La dette publique française dépasse désormais les 3 300 milliards d'euros, soit plus de 112 % du PIB. En parallèle, le baril de Brent s'échange au-dessus de 107 dollars depuis plus d'un mois, porté par la fermeture du détroit d'Ormuz liée au conflit au Moyen-Orient. Pour l'économie française, cette combinaison de dette élevée et de choc énergétique crée un étau dont il est difficile de sortir.

Le pétrole à 107 dollars, la facture que personne n'avait prévue

Le chef de l'AIE a été clair : les pertes d'approvisionnement en pétrole causées par la fermeture du détroit d'Ormuz dépassent l'impact combiné des crises pétrolières de 1973 et 1979. Pour la France, qui importe la quasi-totalité de son pétrole, c'est un choc direct sur les prix à la pompe, les coûts de transport et l'ensemble de la chaîne de production industrielle.

L'inflation, qu'on croyait maîtrisée en 2025, repart sous l'effet de cette flambée énergétique. Les engrais azotés, fabriqués à partir de gaz naturel, deviennent plus rares et plus chers, ce qui renchérit aussi l'alimentation. Pour les ménages, ça se traduit par un pouvoir d'achat qui s'érode encore un peu plus, après des années déjà difficiles.

4 000 postes en moins dans l'éducation, 30 000 expulsions : les coupes qui font mal

Face à cette situation, le gouvernement fait le choix de l'austérité budgétaire. 4 000 postes d'enseignants supprimés pour la rentrée 2026. Les expulsions locatives ont battu un record en 2025 avec plus de 30 000 ménages mis à la porte.

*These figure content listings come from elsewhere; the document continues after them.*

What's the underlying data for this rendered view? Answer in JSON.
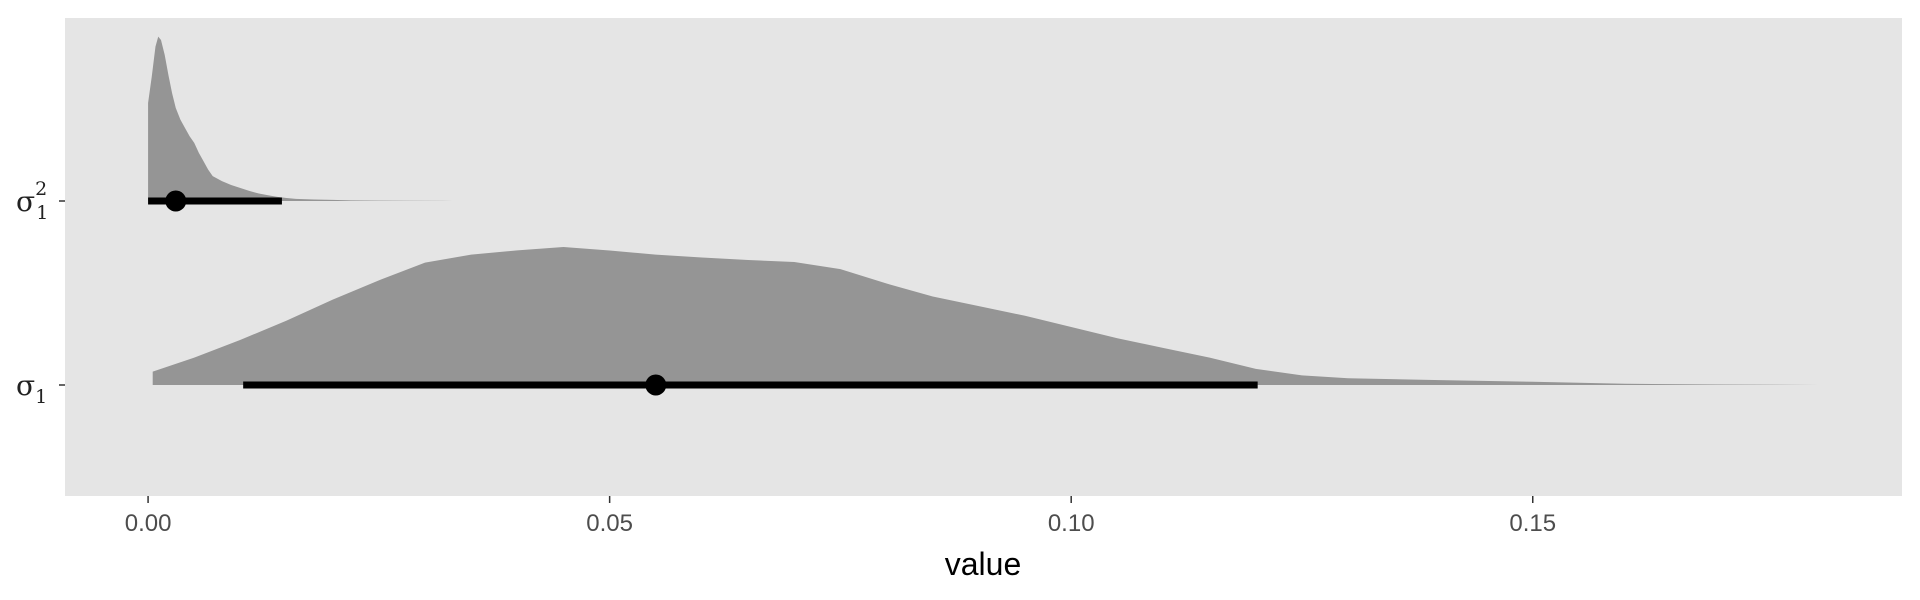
{
  "chart_data": {
    "type": "area",
    "title": "",
    "xlabel": "value",
    "ylabel": "",
    "xlim": [
      -0.009,
      0.19
    ],
    "x_ticks": [
      0.0,
      0.05,
      0.1,
      0.15
    ],
    "x_tick_labels": [
      "0.00",
      "0.05",
      "0.10",
      "0.15"
    ],
    "grid": false,
    "colors": {
      "panel": "#e5e5e5",
      "density_fill": "#959595",
      "interval": "#000000",
      "point": "#000000"
    },
    "series": [
      {
        "label_base": "σ",
        "label_sub": "1",
        "label_sup": "2",
        "point": 0.003,
        "interval": [
          0.0,
          0.0145
        ],
        "density": [
          [
            0.0,
            0.59
          ],
          [
            0.0004,
            0.75
          ],
          [
            0.0008,
            0.93
          ],
          [
            0.0011,
            0.99
          ],
          [
            0.0014,
            0.97
          ],
          [
            0.0018,
            0.88
          ],
          [
            0.0022,
            0.76
          ],
          [
            0.0026,
            0.65
          ],
          [
            0.003,
            0.56
          ],
          [
            0.0035,
            0.49
          ],
          [
            0.004,
            0.44
          ],
          [
            0.0045,
            0.39
          ],
          [
            0.005,
            0.35
          ],
          [
            0.0055,
            0.29
          ],
          [
            0.006,
            0.24
          ],
          [
            0.0065,
            0.19
          ],
          [
            0.007,
            0.15
          ],
          [
            0.008,
            0.12
          ],
          [
            0.009,
            0.096
          ],
          [
            0.01,
            0.078
          ],
          [
            0.011,
            0.06
          ],
          [
            0.012,
            0.045
          ],
          [
            0.013,
            0.035
          ],
          [
            0.014,
            0.025
          ],
          [
            0.015,
            0.018
          ],
          [
            0.016,
            0.013
          ],
          [
            0.018,
            0.009
          ],
          [
            0.02,
            0.0065
          ],
          [
            0.022,
            0.004
          ],
          [
            0.025,
            0.0025
          ],
          [
            0.028,
            0.0012
          ],
          [
            0.032,
            0.0005
          ],
          [
            0.033,
            0.0
          ]
        ]
      },
      {
        "label_base": "σ",
        "label_sub": "1",
        "label_sup": "",
        "point": 0.055,
        "interval": [
          0.0103,
          0.1202
        ],
        "density": [
          [
            0.0005,
            0.083
          ],
          [
            0.005,
            0.17
          ],
          [
            0.01,
            0.28
          ],
          [
            0.015,
            0.4
          ],
          [
            0.02,
            0.53
          ],
          [
            0.025,
            0.65
          ],
          [
            0.03,
            0.76
          ],
          [
            0.035,
            0.81
          ],
          [
            0.04,
            0.836
          ],
          [
            0.045,
            0.857
          ],
          [
            0.05,
            0.835
          ],
          [
            0.055,
            0.81
          ],
          [
            0.06,
            0.792
          ],
          [
            0.065,
            0.776
          ],
          [
            0.07,
            0.764
          ],
          [
            0.075,
            0.72
          ],
          [
            0.08,
            0.63
          ],
          [
            0.085,
            0.55
          ],
          [
            0.09,
            0.49
          ],
          [
            0.095,
            0.43
          ],
          [
            0.1,
            0.36
          ],
          [
            0.105,
            0.29
          ],
          [
            0.11,
            0.23
          ],
          [
            0.115,
            0.17
          ],
          [
            0.12,
            0.1
          ],
          [
            0.125,
            0.06
          ],
          [
            0.13,
            0.042
          ],
          [
            0.14,
            0.03
          ],
          [
            0.15,
            0.02
          ],
          [
            0.16,
            0.008
          ],
          [
            0.17,
            0.003
          ],
          [
            0.181,
            0.0
          ]
        ]
      }
    ]
  }
}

Les dépenses publiques sont compressées dans tous les secteurs, sauf celui de la défense, qui bénéficie d'une conjoncture géopolitique favorable à des budgets en hausse.

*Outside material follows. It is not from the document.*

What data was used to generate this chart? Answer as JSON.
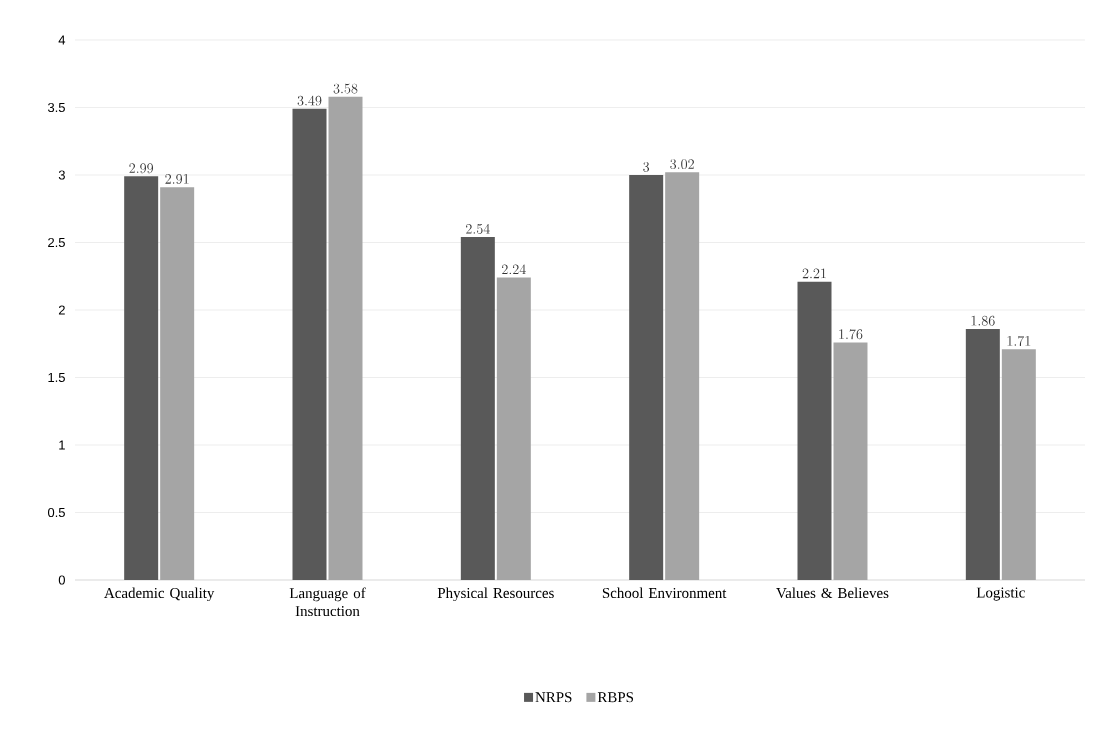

Le problème, c'est que couper dans les dépenses sans relancer la croissance ne réduit pas la dette. La France est prise dans un cercle vicieux. Moins d'investissement public signifie moins de croissance future, donc moins de recettes fiscales, donc encore plus de dette. Les agences de notation surveillent la situation de près, et une nouvelle dégradation de la note souveraine n'est plus un scénario improbable.

Aucune marge de manœuvre, et pourtant il faut choisir

La croissance française pour 2026 est estimée autour de 0,7 %, bien en dessous de la moyenne européenne. L'Allemagne traverse ses propres difficultés, l'Italie stagne, mais la France cumule un déficit budgétaire élevé avec une balance commerciale structurellement déficitaire. Les marges de manœuvre sont quasi inexistantes.

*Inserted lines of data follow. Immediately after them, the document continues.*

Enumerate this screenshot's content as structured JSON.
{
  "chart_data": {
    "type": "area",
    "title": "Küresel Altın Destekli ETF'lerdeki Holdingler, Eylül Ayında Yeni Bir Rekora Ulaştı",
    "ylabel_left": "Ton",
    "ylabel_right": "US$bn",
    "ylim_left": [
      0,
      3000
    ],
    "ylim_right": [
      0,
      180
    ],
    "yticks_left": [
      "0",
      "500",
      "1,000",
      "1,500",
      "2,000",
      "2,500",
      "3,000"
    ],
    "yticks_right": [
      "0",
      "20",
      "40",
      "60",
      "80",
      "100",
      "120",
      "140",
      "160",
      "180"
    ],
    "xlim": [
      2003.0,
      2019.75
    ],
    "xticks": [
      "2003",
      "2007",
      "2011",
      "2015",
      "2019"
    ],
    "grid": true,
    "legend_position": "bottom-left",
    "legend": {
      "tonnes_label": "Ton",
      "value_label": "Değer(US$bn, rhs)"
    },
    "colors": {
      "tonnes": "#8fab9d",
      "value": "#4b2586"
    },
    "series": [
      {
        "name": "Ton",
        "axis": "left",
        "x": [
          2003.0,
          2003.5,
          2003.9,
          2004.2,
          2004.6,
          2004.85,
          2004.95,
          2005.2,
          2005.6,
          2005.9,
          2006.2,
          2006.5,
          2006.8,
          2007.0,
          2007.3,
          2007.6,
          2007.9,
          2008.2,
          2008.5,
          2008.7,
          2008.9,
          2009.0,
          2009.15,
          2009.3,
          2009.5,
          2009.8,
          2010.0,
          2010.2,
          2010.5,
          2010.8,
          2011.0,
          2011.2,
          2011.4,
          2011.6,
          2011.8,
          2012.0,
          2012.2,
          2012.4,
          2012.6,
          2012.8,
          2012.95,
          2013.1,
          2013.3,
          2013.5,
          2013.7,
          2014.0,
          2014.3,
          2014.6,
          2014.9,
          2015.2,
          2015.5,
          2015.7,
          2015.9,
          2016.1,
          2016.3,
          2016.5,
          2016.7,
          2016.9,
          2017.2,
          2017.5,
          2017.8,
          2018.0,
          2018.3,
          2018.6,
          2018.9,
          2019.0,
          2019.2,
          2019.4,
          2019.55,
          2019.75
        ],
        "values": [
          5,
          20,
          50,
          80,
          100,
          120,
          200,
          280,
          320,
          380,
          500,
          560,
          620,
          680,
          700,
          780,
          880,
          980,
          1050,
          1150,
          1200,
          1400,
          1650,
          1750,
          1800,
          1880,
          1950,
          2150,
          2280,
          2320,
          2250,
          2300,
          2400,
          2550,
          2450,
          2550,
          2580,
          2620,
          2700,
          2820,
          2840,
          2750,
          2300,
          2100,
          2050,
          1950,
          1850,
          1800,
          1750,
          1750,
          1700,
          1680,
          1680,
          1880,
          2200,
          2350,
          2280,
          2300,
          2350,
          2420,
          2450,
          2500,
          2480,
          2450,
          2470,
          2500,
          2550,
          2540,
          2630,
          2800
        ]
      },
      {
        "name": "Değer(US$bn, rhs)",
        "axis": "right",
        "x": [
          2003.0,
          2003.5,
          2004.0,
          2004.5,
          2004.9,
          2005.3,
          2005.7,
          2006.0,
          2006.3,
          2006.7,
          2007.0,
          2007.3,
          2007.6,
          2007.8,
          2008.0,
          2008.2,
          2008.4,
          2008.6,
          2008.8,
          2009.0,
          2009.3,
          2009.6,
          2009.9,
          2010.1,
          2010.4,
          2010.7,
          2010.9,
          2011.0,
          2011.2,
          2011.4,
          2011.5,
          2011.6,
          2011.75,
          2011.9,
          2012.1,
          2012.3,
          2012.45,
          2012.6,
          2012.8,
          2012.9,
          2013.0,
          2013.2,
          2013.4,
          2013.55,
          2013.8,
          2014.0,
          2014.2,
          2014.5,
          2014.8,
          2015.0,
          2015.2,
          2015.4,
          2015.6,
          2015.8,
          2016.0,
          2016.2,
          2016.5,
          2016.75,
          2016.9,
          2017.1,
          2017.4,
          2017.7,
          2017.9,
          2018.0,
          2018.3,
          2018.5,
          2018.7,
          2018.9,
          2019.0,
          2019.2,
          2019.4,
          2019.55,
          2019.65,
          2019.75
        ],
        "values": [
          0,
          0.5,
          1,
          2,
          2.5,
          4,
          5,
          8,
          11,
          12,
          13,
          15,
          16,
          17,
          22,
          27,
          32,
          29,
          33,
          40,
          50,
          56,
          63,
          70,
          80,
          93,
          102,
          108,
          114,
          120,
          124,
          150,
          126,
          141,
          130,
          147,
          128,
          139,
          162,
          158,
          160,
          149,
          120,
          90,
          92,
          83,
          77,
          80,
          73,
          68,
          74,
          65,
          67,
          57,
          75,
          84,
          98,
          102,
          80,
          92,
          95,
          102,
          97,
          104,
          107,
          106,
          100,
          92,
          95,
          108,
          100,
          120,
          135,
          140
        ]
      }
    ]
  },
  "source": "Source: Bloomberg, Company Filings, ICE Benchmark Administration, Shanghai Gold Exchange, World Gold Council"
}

Pour les 18-35 ans, cette situation a des conséquences très concrètes : un marché de l'emploi tendu, des loyers qui ne baissent pas, une épargne qui ne rapporte plus grand-chose une fois l'inflation déduite. La vraie question, c'est de savoir combien de temps un pays peut tenir avec une dette qui grossit, une croissance qui stagne et un baril qui flambe, avant que quelque chose ne cède.